Date: Sun, 22 Mar 1998 21:28:11 GMT
From: Wayne Albus
Newsgroup: rec.aviation.soaring

nanny.jpg (11446 bytes)First let me tell you a little about who we are. My name is Wayne and I live in a small Northwest Ohio community (39,000 aprox. pop.) with my wife Nannette and my two children Kristy (age 17) and Neil (age 14).

I would just like to make a few comments on my thoughts about modest performance gliders like the Schweizer 1-26 and the PW-5.

To lay some background of where I'm coming from. I'm currently an arm chair pilot (due to financial reasons) and have never been a pilot yet. I've always wanted to fly ever since I was a little kid. I have an affection for aviation, flying gliders in particular. I became interested in this way back in grade school. I've had a few training flights in high performance German made aerobatic gliders (incredible experience). I plan to further pursue this new horizon once my children are grown, when I have more time and money.

I want to fly now but I have other commitments (a family, two kids approaching college) first. Someday I hope that dream will come true. When and if it does I hope to someday have my own glider. I will not be able to afford a new Discus or LS-8 or what ever.

But I've been lurking in this newsgroup and doing a lot of reading on everything I can get my hands on on soaring. And I think I have learned a few things. First if you can't afford a discus you don't need it, and it won't make you any less of a pilot if you don't have it. We talk so much about the performance aspect of this sport that we hear very little at times about what brought us to this activity.

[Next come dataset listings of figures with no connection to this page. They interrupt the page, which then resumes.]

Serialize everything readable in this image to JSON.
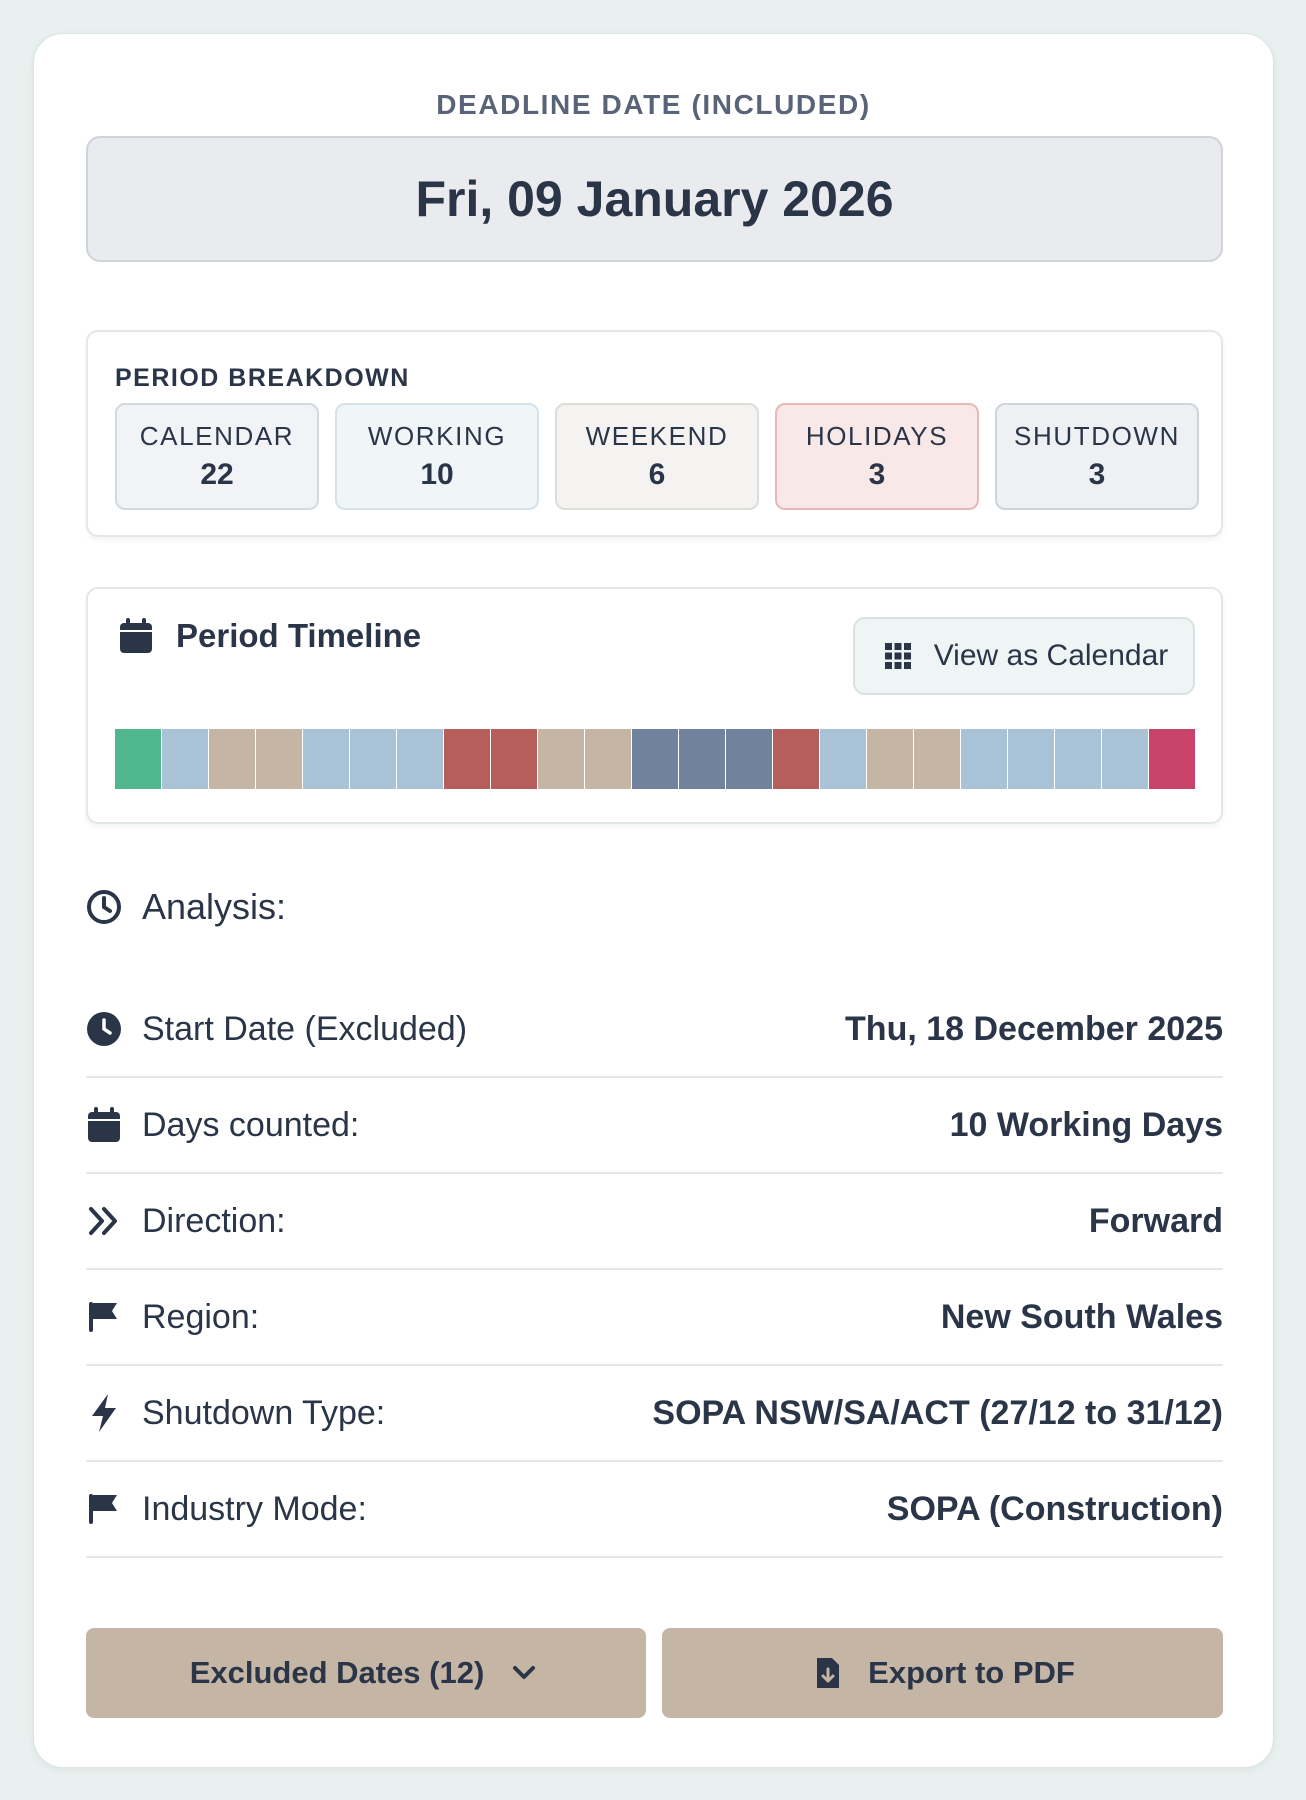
{
  "deadline": {
    "label": "DEADLINE DATE (INCLUDED)",
    "date": "Fri, 09 January 2026"
  },
  "breakdown": {
    "title": "PERIOD BREAKDOWN",
    "stats": [
      {
        "label": "CALENDAR",
        "value": "22"
      },
      {
        "label": "WORKING",
        "value": "10"
      },
      {
        "label": "WEEKEND",
        "value": "6"
      },
      {
        "label": "HOLIDAYS",
        "value": "3"
      },
      {
        "label": "SHUTDOWN",
        "value": "3"
      }
    ]
  },
  "timeline": {
    "title": "Period Timeline",
    "view_button": "View as Calendar",
    "segments": [
      "start",
      "working",
      "weekend",
      "weekend",
      "working",
      "working",
      "working",
      "holiday",
      "holiday",
      "weekend",
      "weekend",
      "shutdown",
      "shutdown",
      "shutdown",
      "holiday",
      "working",
      "weekend",
      "weekend",
      "working",
      "working",
      "working",
      "working",
      "deadline"
    ],
    "colors": {
      "start": "#4fb68d",
      "working": "#a9c2d6",
      "weekend": "#c5b5a4",
      "holiday": "#b55e5c",
      "shutdown": "#71829d",
      "deadline": "#c9426a"
    }
  },
  "analysis": {
    "title": "Analysis:",
    "rows": [
      {
        "icon": "clock-icon",
        "label": "Start Date (Excluded)",
        "value": "Thu, 18 December 2025"
      },
      {
        "icon": "calendar-icon",
        "label": "Days counted:",
        "value": "10 Working Days"
      },
      {
        "icon": "double-chevron-right-icon",
        "label": "Direction:",
        "value": "Forward"
      },
      {
        "icon": "flag-icon",
        "label": "Region:",
        "value": "New South Wales"
      },
      {
        "icon": "lightning-icon",
        "label": "Shutdown Type:",
        "value": "SOPA NSW/SA/ACT (27/12 to 31/12)"
      },
      {
        "icon": "flag-icon",
        "label": "Industry Mode:",
        "value": "SOPA (Construction)"
      }
    ]
  },
  "actions": {
    "excluded_label": "Excluded Dates (12)",
    "export_label": "Export to PDF"
  }
}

I know why I want to fly, because it's fun! The thrill that I get from flight! To see the sheer beauty of the world below me! To use elements of nature that God has provided (that some people don't even know exist or think about). To be able to use my wits, to challenge myself. Those things exist wether your flying a 1-26 or a discus. There is challenge & there is humiliation and or rewards at every level of soaring.

I get defensive when I see people bashing Schweizers. They were designed to fill a certain need/aspect of soaring and they still do today, the sheer number of them still flying atest to that.

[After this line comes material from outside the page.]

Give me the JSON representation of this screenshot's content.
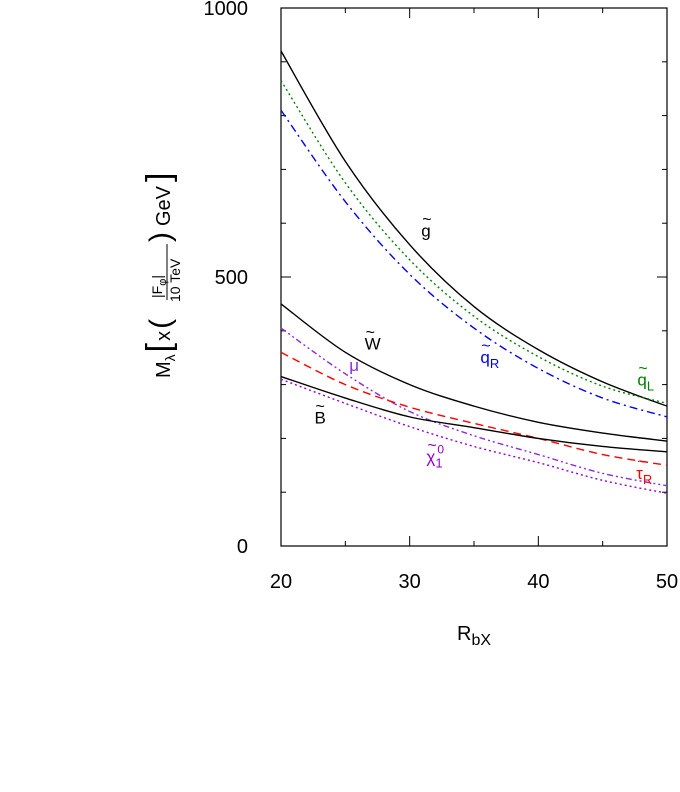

I try to keep an open mind cause if and when I start flying I don't know how much of a glider I'm going to want. I don't know how much I'm going to grow in this sport, and in which direction.

People are going to come into this sport from all walks of life. But it's a fact that a few of them are like me. Middle aged and having filled their other commitments first.

Well, this is one American who is done rambling now.